Nickel aluminide superalloys created by SHS of nano-particle reactants

Advancements in nanotechnology for material processing have spurred the development of superalloys that provide improved protection against corrosion and wear. Nano-scale reactant particles offer unique thermal properties and increased homogeneity that may improve the micro-structural features and macroscopic properties of the final product. In this study up to 10-wt % nano-scale molybdenum tri-oxide (MoO₃) particles were added to micron scale nickel (Ni) and aluminum (Al). The goal was to produce a superalloy by generating excessively high heating rates and adding an oxidizer that would produce small quantities of Al₂O₃ (a strengthening agent) within the microstructure of the alloy. Experiments were performed on pellets pressed to 60% theoretical maximum density.
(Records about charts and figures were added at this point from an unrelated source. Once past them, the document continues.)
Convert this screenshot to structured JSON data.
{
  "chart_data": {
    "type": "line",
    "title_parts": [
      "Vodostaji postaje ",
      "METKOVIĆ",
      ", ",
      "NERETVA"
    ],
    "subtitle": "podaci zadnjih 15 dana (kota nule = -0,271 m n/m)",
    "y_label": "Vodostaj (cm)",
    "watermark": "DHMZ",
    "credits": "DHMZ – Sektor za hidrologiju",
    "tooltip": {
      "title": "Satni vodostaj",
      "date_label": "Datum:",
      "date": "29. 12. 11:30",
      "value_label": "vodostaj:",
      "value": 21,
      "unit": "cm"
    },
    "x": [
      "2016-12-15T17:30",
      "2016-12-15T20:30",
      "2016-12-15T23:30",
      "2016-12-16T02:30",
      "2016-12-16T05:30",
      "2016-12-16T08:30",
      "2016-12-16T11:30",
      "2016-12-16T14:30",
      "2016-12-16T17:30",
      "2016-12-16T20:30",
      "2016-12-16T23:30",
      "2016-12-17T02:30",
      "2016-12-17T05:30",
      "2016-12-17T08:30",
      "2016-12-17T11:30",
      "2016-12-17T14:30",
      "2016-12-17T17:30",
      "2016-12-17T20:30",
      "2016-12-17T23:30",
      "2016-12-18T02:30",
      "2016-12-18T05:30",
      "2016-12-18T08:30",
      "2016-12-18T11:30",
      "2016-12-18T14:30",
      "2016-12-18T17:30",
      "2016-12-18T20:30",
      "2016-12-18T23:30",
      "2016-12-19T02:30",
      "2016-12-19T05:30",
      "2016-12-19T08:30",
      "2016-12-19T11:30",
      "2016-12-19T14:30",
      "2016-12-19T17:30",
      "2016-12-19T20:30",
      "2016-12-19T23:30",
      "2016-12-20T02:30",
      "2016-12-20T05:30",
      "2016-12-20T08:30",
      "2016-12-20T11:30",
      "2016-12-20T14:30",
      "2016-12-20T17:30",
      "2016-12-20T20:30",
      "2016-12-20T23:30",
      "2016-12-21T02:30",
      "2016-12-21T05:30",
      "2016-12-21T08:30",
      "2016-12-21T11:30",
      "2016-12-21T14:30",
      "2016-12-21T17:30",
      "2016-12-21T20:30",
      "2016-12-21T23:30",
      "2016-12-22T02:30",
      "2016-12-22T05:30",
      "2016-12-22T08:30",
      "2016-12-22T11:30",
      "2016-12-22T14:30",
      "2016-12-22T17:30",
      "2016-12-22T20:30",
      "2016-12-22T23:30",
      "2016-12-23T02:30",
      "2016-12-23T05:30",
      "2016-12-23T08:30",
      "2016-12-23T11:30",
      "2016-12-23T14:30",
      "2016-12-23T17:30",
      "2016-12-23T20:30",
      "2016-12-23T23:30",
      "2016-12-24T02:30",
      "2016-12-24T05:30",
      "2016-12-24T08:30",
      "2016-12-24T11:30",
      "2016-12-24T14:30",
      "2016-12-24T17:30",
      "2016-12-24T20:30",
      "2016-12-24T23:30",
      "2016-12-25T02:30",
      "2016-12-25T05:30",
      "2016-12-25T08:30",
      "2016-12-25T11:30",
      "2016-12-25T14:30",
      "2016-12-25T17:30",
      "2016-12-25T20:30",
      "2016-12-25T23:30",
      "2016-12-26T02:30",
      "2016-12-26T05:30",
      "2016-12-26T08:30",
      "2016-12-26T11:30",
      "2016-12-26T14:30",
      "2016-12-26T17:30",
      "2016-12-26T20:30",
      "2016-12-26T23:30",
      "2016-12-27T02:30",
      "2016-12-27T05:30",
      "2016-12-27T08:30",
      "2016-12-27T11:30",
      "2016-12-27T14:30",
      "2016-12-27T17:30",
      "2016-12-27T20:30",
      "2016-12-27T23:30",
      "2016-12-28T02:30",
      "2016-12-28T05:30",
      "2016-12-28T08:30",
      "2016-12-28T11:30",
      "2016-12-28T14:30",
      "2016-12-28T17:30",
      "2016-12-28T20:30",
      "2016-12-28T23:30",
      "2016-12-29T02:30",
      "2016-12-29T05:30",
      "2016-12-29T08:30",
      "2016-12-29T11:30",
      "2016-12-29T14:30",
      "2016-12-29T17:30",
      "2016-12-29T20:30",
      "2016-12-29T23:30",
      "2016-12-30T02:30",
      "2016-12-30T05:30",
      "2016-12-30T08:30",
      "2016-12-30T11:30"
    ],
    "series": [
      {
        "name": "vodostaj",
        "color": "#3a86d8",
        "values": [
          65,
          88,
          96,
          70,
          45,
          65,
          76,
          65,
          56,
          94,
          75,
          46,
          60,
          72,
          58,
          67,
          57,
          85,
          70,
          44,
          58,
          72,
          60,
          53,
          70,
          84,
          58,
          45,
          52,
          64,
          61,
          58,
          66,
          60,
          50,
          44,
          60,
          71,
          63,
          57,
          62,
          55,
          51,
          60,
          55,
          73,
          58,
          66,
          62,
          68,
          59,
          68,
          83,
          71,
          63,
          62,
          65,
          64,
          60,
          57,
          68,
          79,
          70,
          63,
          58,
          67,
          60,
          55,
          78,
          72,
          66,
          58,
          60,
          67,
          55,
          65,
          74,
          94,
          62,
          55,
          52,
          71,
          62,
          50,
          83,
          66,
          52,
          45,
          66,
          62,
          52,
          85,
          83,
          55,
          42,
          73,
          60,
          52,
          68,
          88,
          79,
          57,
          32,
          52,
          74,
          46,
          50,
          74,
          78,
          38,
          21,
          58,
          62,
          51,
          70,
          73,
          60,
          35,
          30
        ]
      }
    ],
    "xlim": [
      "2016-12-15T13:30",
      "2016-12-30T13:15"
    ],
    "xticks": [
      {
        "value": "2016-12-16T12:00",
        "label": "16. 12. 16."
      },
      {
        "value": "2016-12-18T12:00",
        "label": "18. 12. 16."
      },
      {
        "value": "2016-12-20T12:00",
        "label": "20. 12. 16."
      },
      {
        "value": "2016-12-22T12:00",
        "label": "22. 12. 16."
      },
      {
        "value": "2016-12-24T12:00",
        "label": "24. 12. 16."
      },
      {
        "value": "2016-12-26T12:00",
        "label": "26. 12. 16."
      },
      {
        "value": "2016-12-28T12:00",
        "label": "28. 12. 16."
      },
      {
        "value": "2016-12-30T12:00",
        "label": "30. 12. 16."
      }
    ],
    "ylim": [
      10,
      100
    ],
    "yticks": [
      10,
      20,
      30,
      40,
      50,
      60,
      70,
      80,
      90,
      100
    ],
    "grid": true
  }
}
Ignition and flame propagation were examined using a CO₂ laser and imaging diagnostics that include a copper-vapor laser coupled with a high-speed camera. Product microstructure was examined using scanning electron microscopy. Abrasion testing was performed to evaluate the wear resistance properties of the superalloy. Results show that adding MoO₃ increases the flame temperature and produces greater ignition sensitivity. Also, small quantities of MoO₃ produce a more homogeneous microstructure and increase the overall wear resistance of the product.